Same. I don't even use LLM normally as I found polars' syntax to be very intuitive. I just searched my ChatGPT history and the only times I used it are when I'm dealing with list and struct columns that were not in pandas.

  • iirc part of pandas’ popularity was that it modeled some of R’s ergonomics. What a time in history, when such things mattered! (To be clear, I’m not making fun of pandas. It was the bridge I crossed that moved me from living in Excel to living in code.)

    • I learned about pandas with R in my class way back when. At the time, it seemed like magic. In a sense, it still does, but things evolve.

Do you not experience LLM generated code constantly trying to use Pandas' methods/syntax for Polars objects?

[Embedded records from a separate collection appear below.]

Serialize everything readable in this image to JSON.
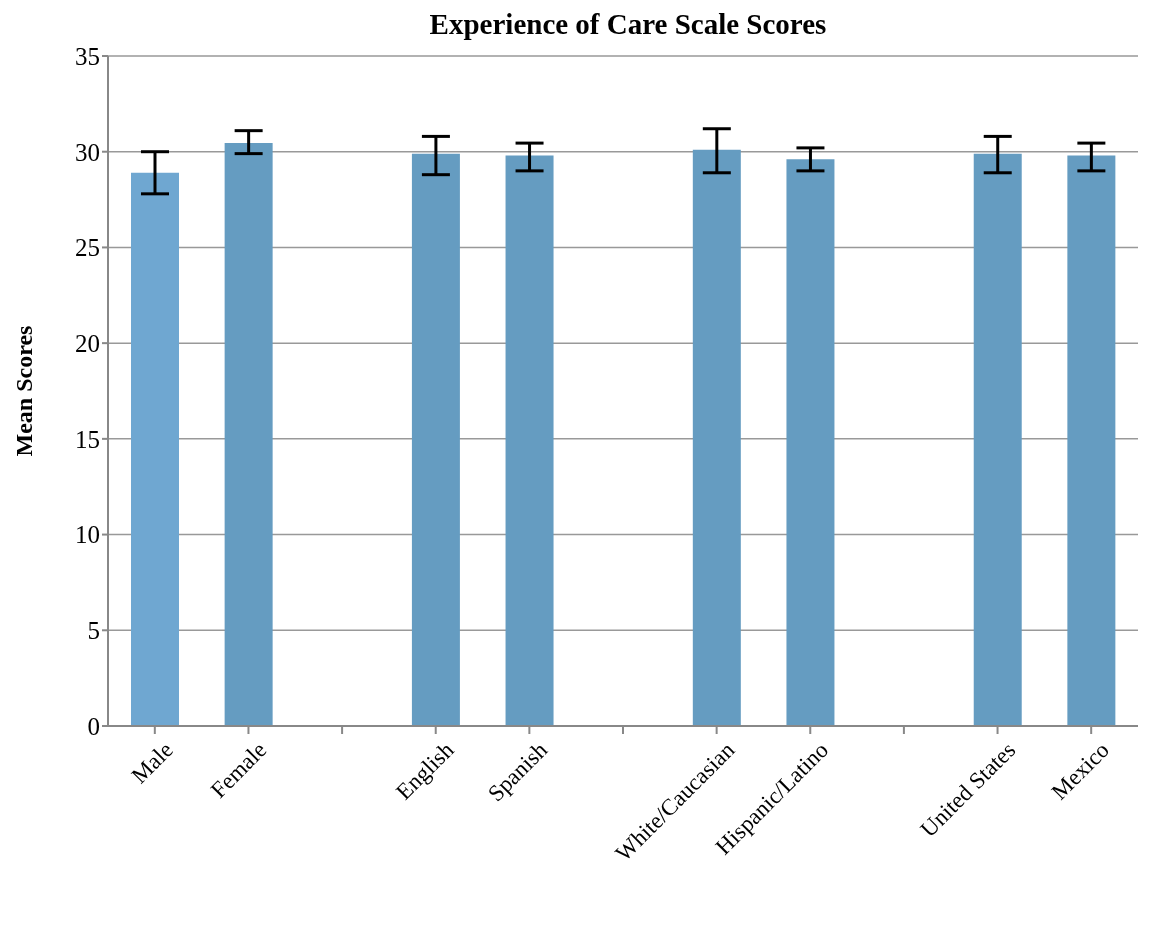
{
  "chart_data": {
    "type": "bar",
    "title": "Experience of Care Scale Scores",
    "ylabel": "Mean Scores",
    "categories": [
      "Male",
      "Female",
      null,
      "English",
      "Spanish",
      null,
      "White/Caucasian",
      "Hispanic/Latino",
      null,
      "United States",
      "Mexico"
    ],
    "values": [
      28.9,
      30.45,
      null,
      29.9,
      29.8,
      null,
      30.1,
      29.6,
      null,
      29.9,
      29.8
    ],
    "colors": [
      "#6fa7d1",
      "#659cc1",
      null,
      "#659cc1",
      "#659cc1",
      null,
      "#659cc1",
      "#659cc1",
      null,
      "#659cc1",
      "#659cc1"
    ],
    "errors": [
      [
        27.8,
        30.0
      ],
      [
        29.9,
        31.1
      ],
      null,
      [
        28.8,
        30.8
      ],
      [
        29.0,
        30.45
      ],
      null,
      [
        28.9,
        31.2
      ],
      [
        29.0,
        30.2
      ],
      null,
      [
        28.9,
        30.8
      ],
      [
        29.0,
        30.45
      ]
    ],
    "ylim": [
      0,
      35
    ],
    "yticks": [
      0,
      5,
      10,
      15,
      20,
      25,
      30,
      35
    ],
    "grid": "y",
    "legend": false
  }
}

  • Yes, ChatGPT 5.2 Pro absolutely still does this. Just ask it for a pivot table using Polars and it will probably spit out code with Pandas arguments that doesn’t work.

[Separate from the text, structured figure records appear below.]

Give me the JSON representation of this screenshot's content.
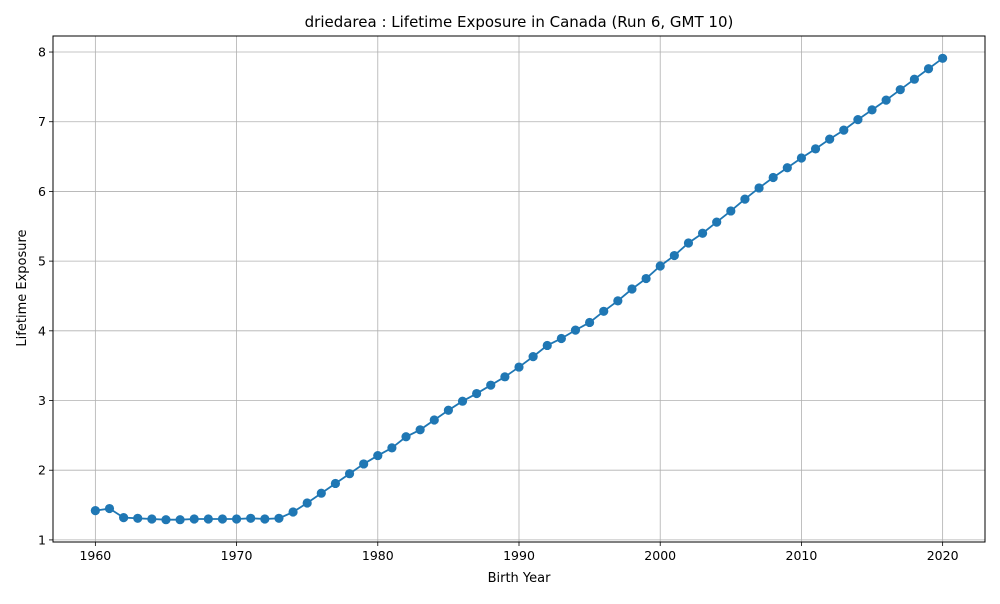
{
  "chart_data": {
    "type": "line",
    "title": "driedarea : Lifetime Exposure in Canada (Run 6, GMT 10)",
    "xlabel": "Birth Year",
    "ylabel": "Lifetime Exposure",
    "xlim": [
      1957,
      2023
    ],
    "ylim": [
      0.97,
      8.23
    ],
    "xticks": [
      1960,
      1970,
      1980,
      1990,
      2000,
      2010,
      2020
    ],
    "yticks": [
      1,
      2,
      3,
      4,
      5,
      6,
      7,
      8
    ],
    "grid": true,
    "color": "#1f77b4",
    "marker": "circle",
    "series": [
      {
        "x": [
          1960,
          1961,
          1962,
          1963,
          1964,
          1965,
          1966,
          1967,
          1968,
          1969,
          1970,
          1971,
          1972,
          1973,
          1974,
          1975,
          1976,
          1977,
          1978,
          1979,
          1980,
          1981,
          1982,
          1983,
          1984,
          1985,
          1986,
          1987,
          1988,
          1989,
          1990,
          1991,
          1992,
          1993,
          1994,
          1995,
          1996,
          1997,
          1998,
          1999,
          2000,
          2001,
          2002,
          2003,
          2004,
          2005,
          2006,
          2007,
          2008,
          2009,
          2010,
          2011,
          2012,
          2013,
          2014,
          2015,
          2016,
          2017,
          2018,
          2019,
          2020
        ],
        "values": [
          1.42,
          1.45,
          1.32,
          1.31,
          1.3,
          1.29,
          1.29,
          1.3,
          1.3,
          1.3,
          1.3,
          1.31,
          1.3,
          1.31,
          1.4,
          1.53,
          1.67,
          1.81,
          1.95,
          2.09,
          2.21,
          2.32,
          2.48,
          2.58,
          2.72,
          2.86,
          2.99,
          3.1,
          3.22,
          3.34,
          3.48,
          3.63,
          3.79,
          3.89,
          4.01,
          4.12,
          4.28,
          4.43,
          4.6,
          4.75,
          4.93,
          5.08,
          5.26,
          5.4,
          5.56,
          5.72,
          5.89,
          6.05,
          6.2,
          6.34,
          6.48,
          6.61,
          6.75,
          6.88,
          7.03,
          7.17,
          7.31,
          7.46,
          7.61,
          7.76,
          7.91
        ]
      }
    ]
  }
}
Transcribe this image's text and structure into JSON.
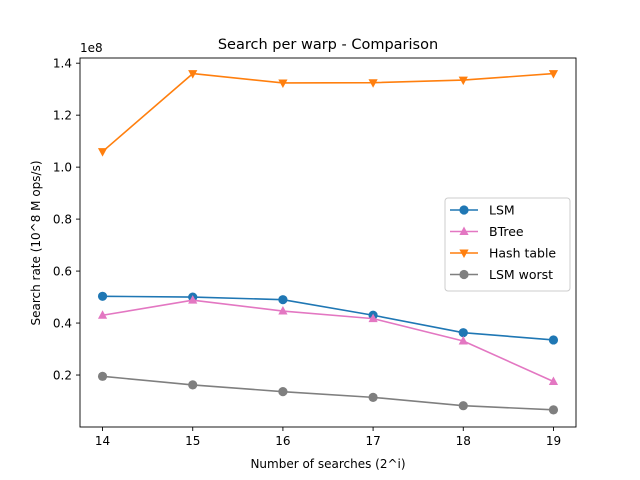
{
  "chart_data": {
    "type": "line",
    "title": "Search per warp - Comparison",
    "xlabel": "Number of searches (2^i)",
    "ylabel": "Search rate (10^8 M ops/s)",
    "offset_label": "1e8",
    "x": [
      14,
      15,
      16,
      17,
      18,
      19
    ],
    "xticks": [
      "14",
      "15",
      "16",
      "17",
      "18",
      "19"
    ],
    "yticks": [
      "0.2",
      "0.4",
      "0.6",
      "0.8",
      "1.0",
      "1.2",
      "1.4"
    ],
    "ytick_values": [
      20000000,
      40000000,
      60000000,
      80000000,
      100000000,
      120000000,
      140000000
    ],
    "xlim": [
      13.75,
      19.25
    ],
    "ylim": [
      0,
      142000000
    ],
    "grid": false,
    "legend_position": "center-right",
    "series": [
      {
        "name": "LSM",
        "color": "#1f77b4",
        "marker": "circle",
        "values": [
          50300000,
          50000000,
          49000000,
          43000000,
          36300000,
          33500000
        ]
      },
      {
        "name": "BTree",
        "color": "#e377c2",
        "marker": "triangle-up",
        "values": [
          43000000,
          48800000,
          44600000,
          41700000,
          33100000,
          17500000
        ]
      },
      {
        "name": "Hash table",
        "color": "#ff7f0e",
        "marker": "triangle-down",
        "values": [
          106000000,
          136000000,
          132400000,
          132500000,
          133500000,
          136000000
        ]
      },
      {
        "name": "LSM worst",
        "color": "#7f7f7f",
        "marker": "circle",
        "values": [
          19500000,
          16200000,
          13600000,
          11400000,
          8200000,
          6600000
        ]
      }
    ]
  }
}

  • There were some growing pains in gpt-3.5 to gpt-4 era, but not nowadays (shoutout to the now-defunct Phind, which was a game changer back then).

    • The fact they pivoted away from their very compelling core offering (AI stack overflow) to complete with loveable etc in the "AI generated apps" giant fight continues to baffle me. Though I guess model updates ate their lunch.

      1 reply →

The speedup you claim is going to be contingent on how you use Pandas, with which data types, and which version of Pandas.

Same, also polars works on typescript which I used at some point out move my data from backend to frontend

" 10-20x speedup on average. "

Is this everyone's experience?

  • It depends on the specifics, but I converted a couple of scripts recently that would take minutes to run with Pandas that only took seconds to run with Polars. I was pretty impressed.

  • That was probably about what I got when I migrated some heavy number crunching code from Pandas to Polars a few years ago. Maybe even better than that.

  • It’s a typical experience. Polars is fast, and Pandas is very slow and memory-hungry. It would be one thing if Pandas had a good API, but it doesn’t.